From the opening No More Suckas with its block-rocking electro beats leavened with distorted jazz flavours and the kind of funk-chanting beloved of the broken-beat movement, the music here defies easy categorization. Insense could easily be at home on Naked Music with its aching vocal, merest snippet of a boogie sample, and organic vibe. There is mutant nu-soul, a la Peven Everett (Saturated) and the slow druggy Badu-esque Watch Out; granular minimalism (Circle Jerks); a disco feel to Delaide Reaction and Lemonade City (the latter reminiscent of mid-‘90s French filter-disco but with haunting techno sounds ‘making it strange’); there’s haunting emotional machine music that wouldn’t have been out of place on Panic In Detroit (Linoleum Magnets) and a track that sounds like a long-lost deep house classic (Number One Priority); and more song-based material, from his take (with YamWho) on a Thelma Houston nugget (Used 2 Hold Me) to the four-to-the-floor Flashing Lights.There are a host of collaborators including one with Merwyn, the partnership that first brought this artist to wide acclaim. In short, we have here a veritable feast of cutting-edge electronic music… with the dessert, Volume 3, still to come.
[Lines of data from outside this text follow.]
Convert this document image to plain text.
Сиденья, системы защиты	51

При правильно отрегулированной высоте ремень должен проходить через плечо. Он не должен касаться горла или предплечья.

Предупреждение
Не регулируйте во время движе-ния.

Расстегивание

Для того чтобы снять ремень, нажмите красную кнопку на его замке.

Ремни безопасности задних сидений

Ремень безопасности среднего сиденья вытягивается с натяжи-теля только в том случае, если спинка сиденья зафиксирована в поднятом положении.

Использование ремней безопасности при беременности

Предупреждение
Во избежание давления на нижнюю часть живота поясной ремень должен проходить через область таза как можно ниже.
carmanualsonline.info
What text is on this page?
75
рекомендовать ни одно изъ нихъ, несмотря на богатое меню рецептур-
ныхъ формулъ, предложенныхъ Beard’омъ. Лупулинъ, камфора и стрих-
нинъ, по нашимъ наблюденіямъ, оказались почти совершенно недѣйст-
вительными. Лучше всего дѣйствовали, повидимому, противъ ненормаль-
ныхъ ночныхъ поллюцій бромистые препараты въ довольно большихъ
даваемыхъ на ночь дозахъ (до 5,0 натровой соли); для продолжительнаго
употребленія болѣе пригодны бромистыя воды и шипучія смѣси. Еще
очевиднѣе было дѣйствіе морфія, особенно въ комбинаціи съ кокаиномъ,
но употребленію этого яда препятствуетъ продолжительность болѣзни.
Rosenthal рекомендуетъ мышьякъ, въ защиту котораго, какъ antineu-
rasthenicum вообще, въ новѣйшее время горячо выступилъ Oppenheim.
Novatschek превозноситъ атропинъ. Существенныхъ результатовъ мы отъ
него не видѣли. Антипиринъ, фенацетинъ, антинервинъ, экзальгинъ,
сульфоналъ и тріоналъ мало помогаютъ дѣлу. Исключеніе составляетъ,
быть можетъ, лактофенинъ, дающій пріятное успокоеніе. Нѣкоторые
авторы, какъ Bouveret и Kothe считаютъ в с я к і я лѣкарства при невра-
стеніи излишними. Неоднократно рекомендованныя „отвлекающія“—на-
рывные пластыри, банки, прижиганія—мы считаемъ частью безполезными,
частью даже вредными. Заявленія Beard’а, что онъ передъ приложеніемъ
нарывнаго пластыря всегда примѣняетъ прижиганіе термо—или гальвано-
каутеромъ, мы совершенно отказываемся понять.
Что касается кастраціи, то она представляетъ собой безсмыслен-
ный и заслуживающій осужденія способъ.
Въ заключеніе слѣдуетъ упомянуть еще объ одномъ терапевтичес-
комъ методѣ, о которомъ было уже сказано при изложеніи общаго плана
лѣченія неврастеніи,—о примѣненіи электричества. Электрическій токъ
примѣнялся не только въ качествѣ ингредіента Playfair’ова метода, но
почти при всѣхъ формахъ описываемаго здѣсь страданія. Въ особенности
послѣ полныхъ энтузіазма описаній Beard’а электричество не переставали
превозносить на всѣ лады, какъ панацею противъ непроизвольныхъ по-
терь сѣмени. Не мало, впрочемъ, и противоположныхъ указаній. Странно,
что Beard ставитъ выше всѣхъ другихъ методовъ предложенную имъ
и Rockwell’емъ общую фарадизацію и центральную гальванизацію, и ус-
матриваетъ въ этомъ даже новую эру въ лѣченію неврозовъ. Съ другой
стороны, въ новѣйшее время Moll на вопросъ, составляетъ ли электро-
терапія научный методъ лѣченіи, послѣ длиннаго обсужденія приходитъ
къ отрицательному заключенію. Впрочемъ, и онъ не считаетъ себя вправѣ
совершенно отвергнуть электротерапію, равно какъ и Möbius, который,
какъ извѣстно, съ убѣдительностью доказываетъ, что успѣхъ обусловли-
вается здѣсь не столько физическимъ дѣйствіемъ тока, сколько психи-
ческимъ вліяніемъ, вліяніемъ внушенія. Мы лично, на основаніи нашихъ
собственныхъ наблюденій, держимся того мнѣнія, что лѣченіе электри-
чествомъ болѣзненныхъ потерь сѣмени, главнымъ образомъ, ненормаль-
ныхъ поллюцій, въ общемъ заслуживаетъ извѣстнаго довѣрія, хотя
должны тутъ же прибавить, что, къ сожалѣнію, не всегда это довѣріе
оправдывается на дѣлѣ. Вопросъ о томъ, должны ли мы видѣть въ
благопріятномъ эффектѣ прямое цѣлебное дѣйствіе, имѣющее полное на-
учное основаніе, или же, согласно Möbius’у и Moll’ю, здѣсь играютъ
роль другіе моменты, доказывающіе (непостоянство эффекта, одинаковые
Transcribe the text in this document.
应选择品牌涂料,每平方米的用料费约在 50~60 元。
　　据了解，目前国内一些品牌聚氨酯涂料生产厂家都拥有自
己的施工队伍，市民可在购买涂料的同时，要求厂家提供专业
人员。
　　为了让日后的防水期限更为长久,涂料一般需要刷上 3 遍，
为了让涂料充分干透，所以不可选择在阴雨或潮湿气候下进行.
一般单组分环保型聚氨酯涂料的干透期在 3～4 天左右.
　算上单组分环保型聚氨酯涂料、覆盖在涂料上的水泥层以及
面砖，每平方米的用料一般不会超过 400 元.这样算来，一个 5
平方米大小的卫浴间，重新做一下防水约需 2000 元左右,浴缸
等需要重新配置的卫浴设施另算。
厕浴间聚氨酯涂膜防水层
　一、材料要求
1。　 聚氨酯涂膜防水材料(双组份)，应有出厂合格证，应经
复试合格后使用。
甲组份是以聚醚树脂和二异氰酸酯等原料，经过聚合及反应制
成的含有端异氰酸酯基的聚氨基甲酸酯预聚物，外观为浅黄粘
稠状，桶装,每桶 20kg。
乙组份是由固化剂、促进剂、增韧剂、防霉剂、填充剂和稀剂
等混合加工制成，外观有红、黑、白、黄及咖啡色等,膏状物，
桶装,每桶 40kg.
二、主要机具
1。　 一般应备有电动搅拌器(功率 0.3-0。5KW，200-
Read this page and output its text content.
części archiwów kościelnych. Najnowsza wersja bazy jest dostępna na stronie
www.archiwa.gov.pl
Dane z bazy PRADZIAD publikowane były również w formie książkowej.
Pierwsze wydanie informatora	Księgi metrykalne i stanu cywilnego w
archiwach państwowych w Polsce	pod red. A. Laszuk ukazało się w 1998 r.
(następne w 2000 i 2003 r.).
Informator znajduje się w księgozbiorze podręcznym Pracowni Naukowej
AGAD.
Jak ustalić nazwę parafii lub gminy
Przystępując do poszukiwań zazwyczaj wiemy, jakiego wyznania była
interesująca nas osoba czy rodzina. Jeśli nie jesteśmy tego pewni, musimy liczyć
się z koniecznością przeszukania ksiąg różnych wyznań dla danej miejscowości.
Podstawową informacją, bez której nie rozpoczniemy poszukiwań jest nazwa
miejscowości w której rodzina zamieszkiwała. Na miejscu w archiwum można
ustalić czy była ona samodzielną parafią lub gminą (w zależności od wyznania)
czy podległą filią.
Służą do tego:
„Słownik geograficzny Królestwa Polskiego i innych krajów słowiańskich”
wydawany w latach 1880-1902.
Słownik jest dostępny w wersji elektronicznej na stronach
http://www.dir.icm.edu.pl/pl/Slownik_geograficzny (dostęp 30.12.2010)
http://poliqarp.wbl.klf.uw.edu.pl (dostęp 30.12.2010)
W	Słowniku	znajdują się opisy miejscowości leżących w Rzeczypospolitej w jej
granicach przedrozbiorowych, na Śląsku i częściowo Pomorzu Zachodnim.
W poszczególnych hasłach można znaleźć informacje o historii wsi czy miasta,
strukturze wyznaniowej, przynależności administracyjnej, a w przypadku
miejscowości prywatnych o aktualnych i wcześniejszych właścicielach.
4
The whole Superfoods cycle is itself an appetizer for a forthcoming album of all- new material from Jules Habib aka Inkswel, alongside big name collaborators including Recloose and Spacek). Many of Inkswel’s original productions now sell for much larger sums of money than many much-older classics, some measure of the esteem with which this world-traveller, master-chef and highly distinctive young producer is held by the worldwide electronic/ dance music community.